Chester is a cathedral city and the county town of Cheshire, England. It is located on the River Dee, close to the English–Welsh border. With a population of 79,645 in 2011, it is the most populous settlement of Cheshire West and Chester (a unitary authority which had a population of 329,608 in 2011) and serves as its administrative headquarters. It is also the historic county town of Cheshire and the second-largest settlement in Cheshire after Warrington.
The city walls of Chester are some of the best-preserved in the country and have Grade I listed status. It has a number of mediaeval buildings, but many of the black-and-white buildings within the city centre are Victorian restorations, originating from the Black-and-white Revival movement. Apart from a 100-metre section, the walls are almost complete. The Industrial Revolution brought railways, canals, and new roads to the city, which saw substantial expansion and development; Chester Town Hall and the Grosvenor Museum are examples of Victorian architecture from this period. Tourism, the retail industry, public administration, and financial services are important to the modern economy. Chester signs itself as Chester International Heritage City on road signs on the main roads entering the city.
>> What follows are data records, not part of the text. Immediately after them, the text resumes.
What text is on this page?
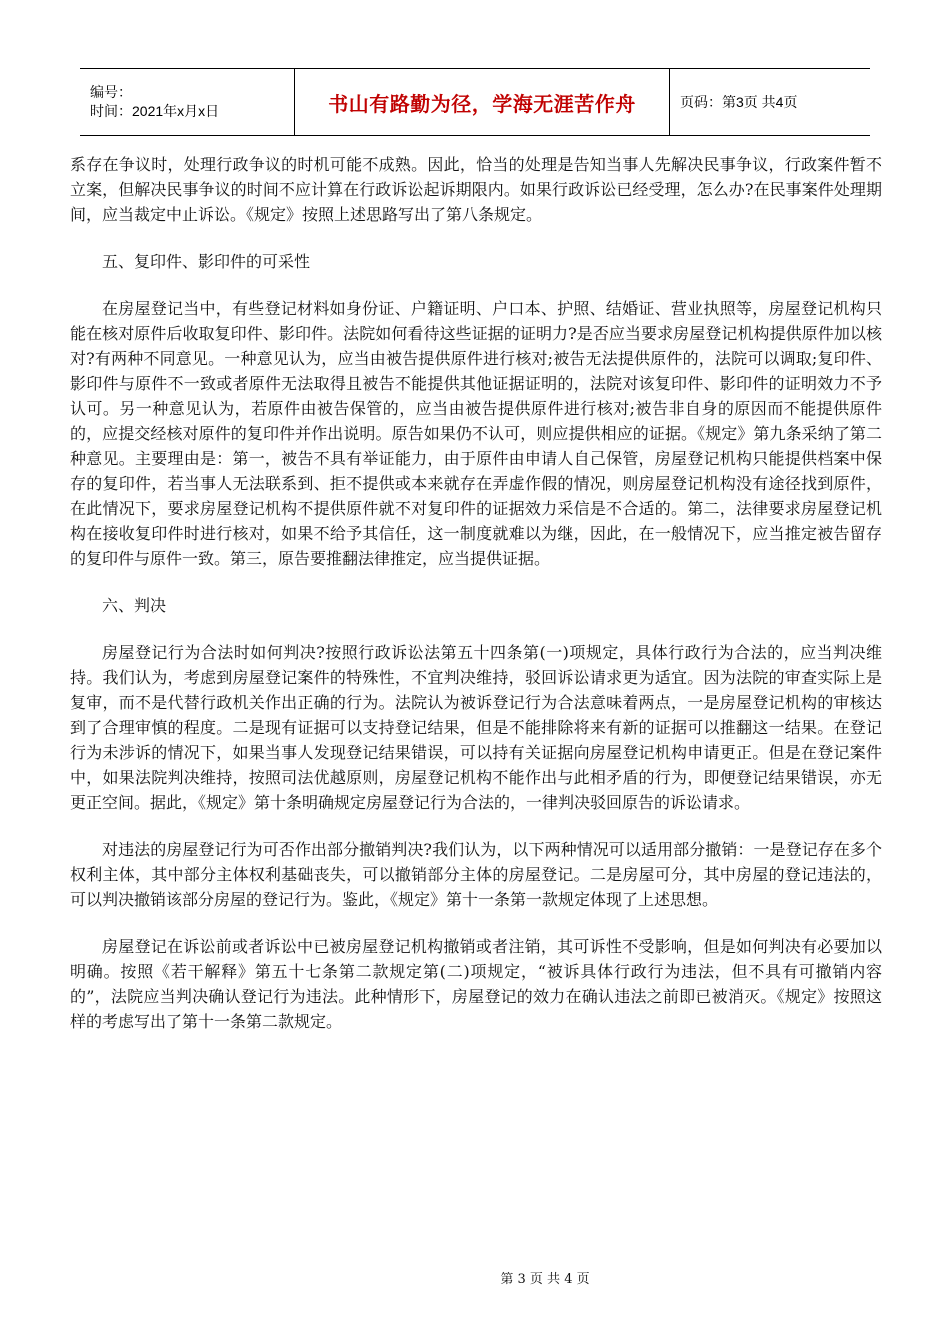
编号：
时间：2021年x月x日	书山有路勤为径，学海无涯苦作舟	页码：第3页 共4页

系存在争议时，处理行政争议的时机可能不成熟。因此，恰当的处理是告知当事人先解决民事争议，行政案件暂不立案，但解决民事争议的时间不应计算在行政诉讼起诉期限内。如果行政诉讼已经受理，怎么办?在民事案件处理期间，应当裁定中止诉讼。《规定》按照上述思路写出了第八条规定。

五、复印件、影印件的可采性

在房屋登记当中，有些登记材料如身份证、户籍证明、户口本、护照、结婚证、营业执照等，房屋登记机构只能在核对原件后收取复印件、影印件。法院如何看待这些证据的证明力?是否应当要求房屋登记机构提供原件加以核对?有两种不同意见。一种意见认为，应当由被告提供原件进行核对;被告无法提供原件的，法院可以调取;复印件、影印件与原件不一致或者原件无法取得且被告不能提供其他证据证明的，法院对该复印件、影印件的证明效力不予认可。另一种意见认为，若原件由被告保管的，应当由被告提供原件进行核对;被告非自身的原因而不能提供原件的，应提交经核对原件的复印件并作出说明。原告如果仍不认可，则应提供相应的证据。《规定》第九条采纳了第二种意见。主要理由是：第一，被告不具有举证能力，由于原件由申请人自己保管，房屋登记机构只能提供档案中保存的复印件，若当事人无法联系到、拒不提供或本来就存在弄虚作假的情况，则房屋登记机构没有途径找到原件，在此情况下，要求房屋登记机构不提供原件就不对复印件的证据效力采信是不合适的。第二，法律要求房屋登记机构在接收复印件时进行核对，如果不给予其信任，这一制度就难以为继，因此，在一般情况下，应当推定被告留存的复印件与原件一致。第三，原告要推翻法律推定，应当提供证据。

六、判决

房屋登记行为合法时如何判决?按照行政诉讼法第五十四条第(一)项规定，具体行政行为合法的，应当判决维持。我们认为，考虑到房屋登记案件的特殊性，不宜判决维持，驳回诉讼请求更为适宜。因为法院的审查实际上是复审，而不是代替行政机关作出正确的行为。法院认为被诉登记行为合法意味着两点，一是房屋登记机构的审核达到了合理审慎的程度。二是现有证据可以支持登记结果，但是不能排除将来有新的证据可以推翻这一结果。在登记行为未涉诉的情况下，如果当事人发现登记结果错误，可以持有关证据向房屋登记机构申请更正。但是在登记案件中，如果法院判决维持，按照司法优越原则，房屋登记机构不能作出与此相矛盾的行为，即便登记结果错误，亦无更正空间。据此，《规定》第十条明确规定房屋登记行为合法的，一律判决驳回原告的诉讼请求。

对违法的房屋登记行为可否作出部分撤销判决?我们认为，以下两种情况可以适用部分撤销：一是登记存在多个权利主体，其中部分主体权利基础丧失，可以撤销部分主体的房屋登记。二是房屋可分，其中房屋的登记违法的，可以判决撤销该部分房屋的登记行为。鉴此，《规定》第十一条第一款规定体现了上述思想。

房屋登记在诉讼前或者诉讼中已被房屋登记机构撤销或者注销，其可诉性不受影响，但是如何判决有必要加以明确。按照《若干解释》第五十七条第二款规定第(二)项规定，“被诉具体行政行为违法，但不具有可撤销内容的”，法院应当判决确认登记行为违法。此种情形下，房屋登记的效力在确认违法之前即已被消灭。《规定》按照这样的考虑写出了第十一条第二款规定。

第 3 页 共 4 页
The more unusual landmarks in the city are the city walls, the Rows and the black-and-white architecture. The walls encircle the bounds of the mediaeval city and constitute the most complete city walls in Britain, the full circuit measuring nearly two miles. The only break in the circuit is in the southwest section in front of County Hall. A footpath runs along the top of the walls, crossing roads by bridges over Eastgate, Northgate, St Martin’s Gate, Watergate, Bridgegate, Newgate, and the Wolf Gate, and passing a series of structures, namely Phoenix Tower (or King Charles’ Tower), Morgan’s Mount, the Goblin Tower (or Pemberton’s Parlour), and Bonewaldesthorne’s Tower with a spur leading to the Water Tower, and Thimbleby’s Tower. On Eastgate is Eastgate Clock which is said to be the most photographed clock face in England after those that share the tower with Big Ben.
The city is home to the University of Chester. Formerly a teacher training college, it gained full university status in 2005 and is the county’s main provider of tertiary education. The University of Law also has a campus in nearby Christleton.
Cheshire College – South and West is a vocational college with campuses in Handbridge as well as Ellesmere Port and Crewe.
The King’s School, an independent school, was established by King Henry VIII in 1541. The girls-only Queen’s School, another independent school, was founded in 1878.
The major museum in Chester is the Grosvenor Museum which includes a collection of Roman tombstones and an art gallery. Associated with the museum is 20 Castle Street in which rooms are furnished in different historical styles. The Dewa Roman Experience has hands-on exhibits and a reconstructed Roman street. One of the blocks in the forecourt of Chester Castle houses the Cheshire Military Museum.
The £37m Storyhouse arts centre opened in the city centre in 2017, and includes a theatre, cinema, restaurant and the city’s main library. It is housed in the city’s remodelled 1936 Odeon Cinema, and replaces the Gateway Theatre and the former library on Northgate Street.
Normal scheduled departures from Chester station are: a quarter-hourly Merseyrail electric service on the Wirral Line to Liverpool, half-hourly in the evenings and on Sundays; frequent services on the North Wales Coast Line (thereby connecting with Holyhead for ferries to Dublin); Avanti West Coast to London Euston via Crewe and to Holyhead; Transport for Wales to Manchester Piccadilly via Warrington Bank Quay and Cardiff Central/Birmingham International via Wrexham General as well as North Wales Coast Line trains to Crewe, Llandudno Junction, Llandudno, Holyhead; and Northern to Manchester Piccadilly via Northwich.
Chester was home to Chester City F.C., who were founded in 1885 and elected to the Football League in 1931, and played at their Sealand Road stadium until 1990, spending two years playing in Macclesfield before returning to the city to the new Deva Stadium – which straddles the border of England and Wales – in 1992. The club first lost its Football League status in 2000, only to reclaim it four years later as Conference champions, but were relegated again in 2009 and went out of business in March 2010 after 125 years in existence.
Chester Rugby Club (union) plays in the English National League 2 North, having been promoted in 2012. It won the EDF Energy Intermediate Cup in the 2007–08 season and has also won the Cheshire Cup several times.
Chester Racecourse hosts several flat race meetings from the spring to the autumn. The races take place within view of the City walls and attract tens of thousands of visitors. The May meeting includes several nationally significant races such as the Chester Vase, which is recognised as a trial for The Derby.